According to the U.S Census Bureau’s America’s Families and Living Arrangements 2018 data, almost half of all Americans are single. This category includes people who were never married, 32.3 percent; are separated, 1.9 percent; are divorced , 9.9 percent; are widowed, 5.8 percent.
When Singlehood Becomes Part of Your Identity
Living with singlehood over time can lead to a fusion of identity and diagnosis. You may find yourself thinking "I am singlehood" rather than "I have singlehood." This identity fusion has significant consequences:
- Reduces motivation (why try if this is just who I am?)
- Increases shame and stigma internalization
- Makes recovery feel like losing part of yourself
- Limits how others see you (and how you see yourself)
Reclaiming a Multidimensional Identity
Your identity is vastly larger than singlehood. A powerful exercise: complete this sentence 20 times with anything other than your struggles:
"I am someone who ___________"
Values, roles, relationships, interests, history, capabilities — all form your identity.

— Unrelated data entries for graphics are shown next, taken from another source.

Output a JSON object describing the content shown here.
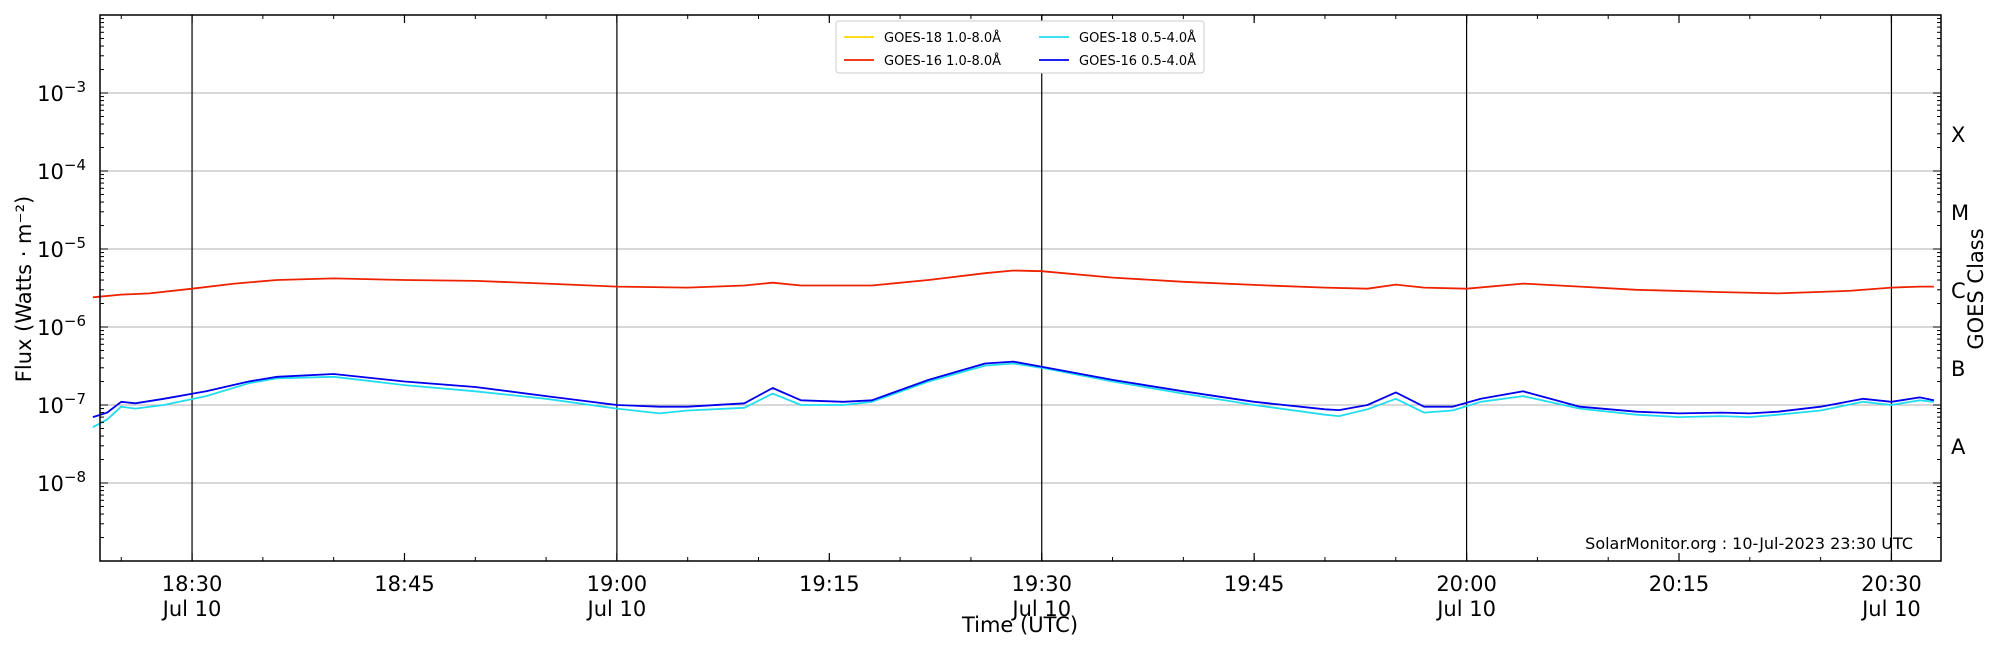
{
  "chart_data": {
    "type": "line",
    "x_axis": {
      "label": "Time (UTC)",
      "ticks": [
        {
          "time": "18:30",
          "date": "Jul 10"
        },
        {
          "time": "18:45",
          "date": ""
        },
        {
          "time": "19:00",
          "date": "Jul 10"
        },
        {
          "time": "19:15",
          "date": ""
        },
        {
          "time": "19:30",
          "date": "Jul 10"
        },
        {
          "time": "19:45",
          "date": ""
        },
        {
          "time": "20:00",
          "date": "Jul 10"
        },
        {
          "time": "20:15",
          "date": ""
        },
        {
          "time": "20:30",
          "date": "Jul 10"
        }
      ],
      "range": [
        "18:23:30",
        "20:33:30"
      ]
    },
    "y_axis": {
      "label": "Flux (Watts · m⁻²)",
      "scale": "log",
      "range": [
        1e-09,
        0.01
      ],
      "ticks": [
        {
          "value": 0.001,
          "base": "10",
          "exp": "−3"
        },
        {
          "value": 0.0001,
          "base": "10",
          "exp": "−4"
        },
        {
          "value": 1e-05,
          "base": "10",
          "exp": "−5"
        },
        {
          "value": 1e-06,
          "base": "10",
          "exp": "−6"
        },
        {
          "value": 1e-07,
          "base": "10",
          "exp": "−7"
        },
        {
          "value": 1e-08,
          "base": "10",
          "exp": "−8"
        }
      ]
    },
    "right_axis": {
      "label": "GOES Class",
      "classes": [
        {
          "label": "X",
          "value": 0.0003
        },
        {
          "label": "M",
          "value": 3e-05
        },
        {
          "label": "C",
          "value": 3e-06
        },
        {
          "label": "B",
          "value": 3e-07
        },
        {
          "label": "A",
          "value": 3e-08
        }
      ]
    },
    "grid": "horizontal at decades; vertical markers at 18:30, 19:00, 19:30, 20:00, 20:30",
    "vertical_markers": [
      "18:30",
      "19:00",
      "19:30",
      "20:00",
      "20:30"
    ],
    "legend_placement": "top-center",
    "credit": "SolarMonitor.org : 10-Jul-2023 23:30 UTC",
    "series": [
      {
        "name": "GOES-18 1.0-8.0Å",
        "color": "#FFD700",
        "legend_col": 0,
        "legend_row": 0,
        "points": []
      },
      {
        "name": "GOES-16 1.0-8.0Å",
        "color": "#EE2200",
        "legend_col": 0,
        "legend_row": 1,
        "points": [
          [
            "18:23",
            2.4e-06
          ],
          [
            "18:25",
            2.6e-06
          ],
          [
            "18:27",
            2.7e-06
          ],
          [
            "18:30",
            3.1e-06
          ],
          [
            "18:33",
            3.6e-06
          ],
          [
            "18:36",
            4e-06
          ],
          [
            "18:40",
            4.2e-06
          ],
          [
            "18:45",
            4e-06
          ],
          [
            "18:50",
            3.9e-06
          ],
          [
            "18:55",
            3.6e-06
          ],
          [
            "19:00",
            3.3e-06
          ],
          [
            "19:05",
            3.2e-06
          ],
          [
            "19:09",
            3.4e-06
          ],
          [
            "19:11",
            3.7e-06
          ],
          [
            "19:13",
            3.4e-06
          ],
          [
            "19:18",
            3.4e-06
          ],
          [
            "19:22",
            4e-06
          ],
          [
            "19:26",
            4.9e-06
          ],
          [
            "19:28",
            5.3e-06
          ],
          [
            "19:30",
            5.2e-06
          ],
          [
            "19:35",
            4.3e-06
          ],
          [
            "19:40",
            3.8e-06
          ],
          [
            "19:46",
            3.4e-06
          ],
          [
            "19:50",
            3.2e-06
          ],
          [
            "19:53",
            3.1e-06
          ],
          [
            "19:55",
            3.5e-06
          ],
          [
            "19:57",
            3.2e-06
          ],
          [
            "20:00",
            3.1e-06
          ],
          [
            "20:04",
            3.6e-06
          ],
          [
            "20:08",
            3.3e-06
          ],
          [
            "20:12",
            3e-06
          ],
          [
            "20:18",
            2.8e-06
          ],
          [
            "20:22",
            2.7e-06
          ],
          [
            "20:27",
            2.9e-06
          ],
          [
            "20:30",
            3.2e-06
          ],
          [
            "20:32",
            3.3e-06
          ],
          [
            "20:33",
            3.3e-06
          ]
        ]
      },
      {
        "name": "GOES-18 0.5-4.0Å",
        "color": "#22DDEE",
        "legend_col": 1,
        "legend_row": 0,
        "points": [
          [
            "18:23",
            5.2e-08
          ],
          [
            "18:24",
            6.5e-08
          ],
          [
            "18:25",
            9.5e-08
          ],
          [
            "18:26",
            9e-08
          ],
          [
            "18:28",
            1e-07
          ],
          [
            "18:31",
            1.3e-07
          ],
          [
            "18:34",
            1.9e-07
          ],
          [
            "18:36",
            2.2e-07
          ],
          [
            "18:40",
            2.3e-07
          ],
          [
            "18:45",
            1.8e-07
          ],
          [
            "18:50",
            1.5e-07
          ],
          [
            "18:55",
            1.2e-07
          ],
          [
            "19:00",
            9e-08
          ],
          [
            "19:03",
            7.8e-08
          ],
          [
            "19:05",
            8.5e-08
          ],
          [
            "19:09",
            9.2e-08
          ],
          [
            "19:11",
            1.4e-07
          ],
          [
            "19:13",
            1e-07
          ],
          [
            "19:16",
            1e-07
          ],
          [
            "19:18",
            1.1e-07
          ],
          [
            "19:22",
            2e-07
          ],
          [
            "19:26",
            3.2e-07
          ],
          [
            "19:28",
            3.4e-07
          ],
          [
            "19:30",
            3e-07
          ],
          [
            "19:35",
            2e-07
          ],
          [
            "19:40",
            1.4e-07
          ],
          [
            "19:45",
            1e-07
          ],
          [
            "19:50",
            7.5e-08
          ],
          [
            "19:51",
            7.2e-08
          ],
          [
            "19:53",
            8.8e-08
          ],
          [
            "19:55",
            1.2e-07
          ],
          [
            "19:57",
            8e-08
          ],
          [
            "19:59",
            8.5e-08
          ],
          [
            "20:01",
            1.1e-07
          ],
          [
            "20:04",
            1.3e-07
          ],
          [
            "20:08",
            9e-08
          ],
          [
            "20:12",
            7.5e-08
          ],
          [
            "20:15",
            7e-08
          ],
          [
            "20:18",
            7.2e-08
          ],
          [
            "20:20",
            7e-08
          ],
          [
            "20:22",
            7.5e-08
          ],
          [
            "20:25",
            8.5e-08
          ],
          [
            "20:28",
            1.1e-07
          ],
          [
            "20:30",
            1e-07
          ],
          [
            "20:32",
            1.15e-07
          ],
          [
            "20:33",
            1.1e-07
          ]
        ]
      },
      {
        "name": "GOES-16 0.5-4.0Å",
        "color": "#0000EE",
        "legend_col": 1,
        "legend_row": 1,
        "points": [
          [
            "18:23",
            7e-08
          ],
          [
            "18:24",
            8e-08
          ],
          [
            "18:25",
            1.1e-07
          ],
          [
            "18:26",
            1.05e-07
          ],
          [
            "18:28",
            1.2e-07
          ],
          [
            "18:31",
            1.5e-07
          ],
          [
            "18:34",
            2e-07
          ],
          [
            "18:36",
            2.3e-07
          ],
          [
            "18:40",
            2.5e-07
          ],
          [
            "18:45",
            2e-07
          ],
          [
            "18:50",
            1.7e-07
          ],
          [
            "18:55",
            1.3e-07
          ],
          [
            "19:00",
            1e-07
          ],
          [
            "19:03",
            9.5e-08
          ],
          [
            "19:05",
            9.5e-08
          ],
          [
            "19:09",
            1.05e-07
          ],
          [
            "19:11",
            1.65e-07
          ],
          [
            "19:13",
            1.15e-07
          ],
          [
            "19:16",
            1.1e-07
          ],
          [
            "19:18",
            1.15e-07
          ],
          [
            "19:22",
            2.1e-07
          ],
          [
            "19:26",
            3.4e-07
          ],
          [
            "19:28",
            3.6e-07
          ],
          [
            "19:30",
            3.1e-07
          ],
          [
            "19:35",
            2.1e-07
          ],
          [
            "19:40",
            1.5e-07
          ],
          [
            "19:45",
            1.1e-07
          ],
          [
            "19:50",
            8.8e-08
          ],
          [
            "19:51",
            8.6e-08
          ],
          [
            "19:53",
            1e-07
          ],
          [
            "19:55",
            1.45e-07
          ],
          [
            "19:57",
            9.5e-08
          ],
          [
            "19:59",
            9.5e-08
          ],
          [
            "20:01",
            1.2e-07
          ],
          [
            "20:04",
            1.5e-07
          ],
          [
            "20:08",
            9.5e-08
          ],
          [
            "20:12",
            8.2e-08
          ],
          [
            "20:15",
            7.8e-08
          ],
          [
            "20:18",
            8e-08
          ],
          [
            "20:20",
            7.8e-08
          ],
          [
            "20:22",
            8.2e-08
          ],
          [
            "20:25",
            9.5e-08
          ],
          [
            "20:28",
            1.2e-07
          ],
          [
            "20:30",
            1.1e-07
          ],
          [
            "20:32",
            1.25e-07
          ],
          [
            "20:33",
            1.15e-07
          ]
        ]
      }
    ]
  }
}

Singlehood as One Chapter, Not the Whole Story
Narrative therapy offers a powerful reframe: singlehood is one story in a much larger life narrative. You are the author, not the character defined by struggle.
Externalizing the problem: Practice talking about "Singlehood that visits me" rather than "my Singlehood." This linguistic shift creates psychological distance and agency.
Building Identity Beyond Singlehood
- Invest in relationships that see your full self, not just your struggles
- Pursue interests unrelated to mental health — art, sport, learning, creativity
- Find meaning — purpose larger than symptom management provides identity anchor
- Contribute to others — giving to others builds positive identity components
- Celebrate growth — document how you've changed, overcome, adapted
The Strengths That Singlehood Builds
Many people find that navigating singlehood develops genuine strengths: deep empathy, resilience, self-awareness, creativity, and a hard-won wisdom about what matters in life.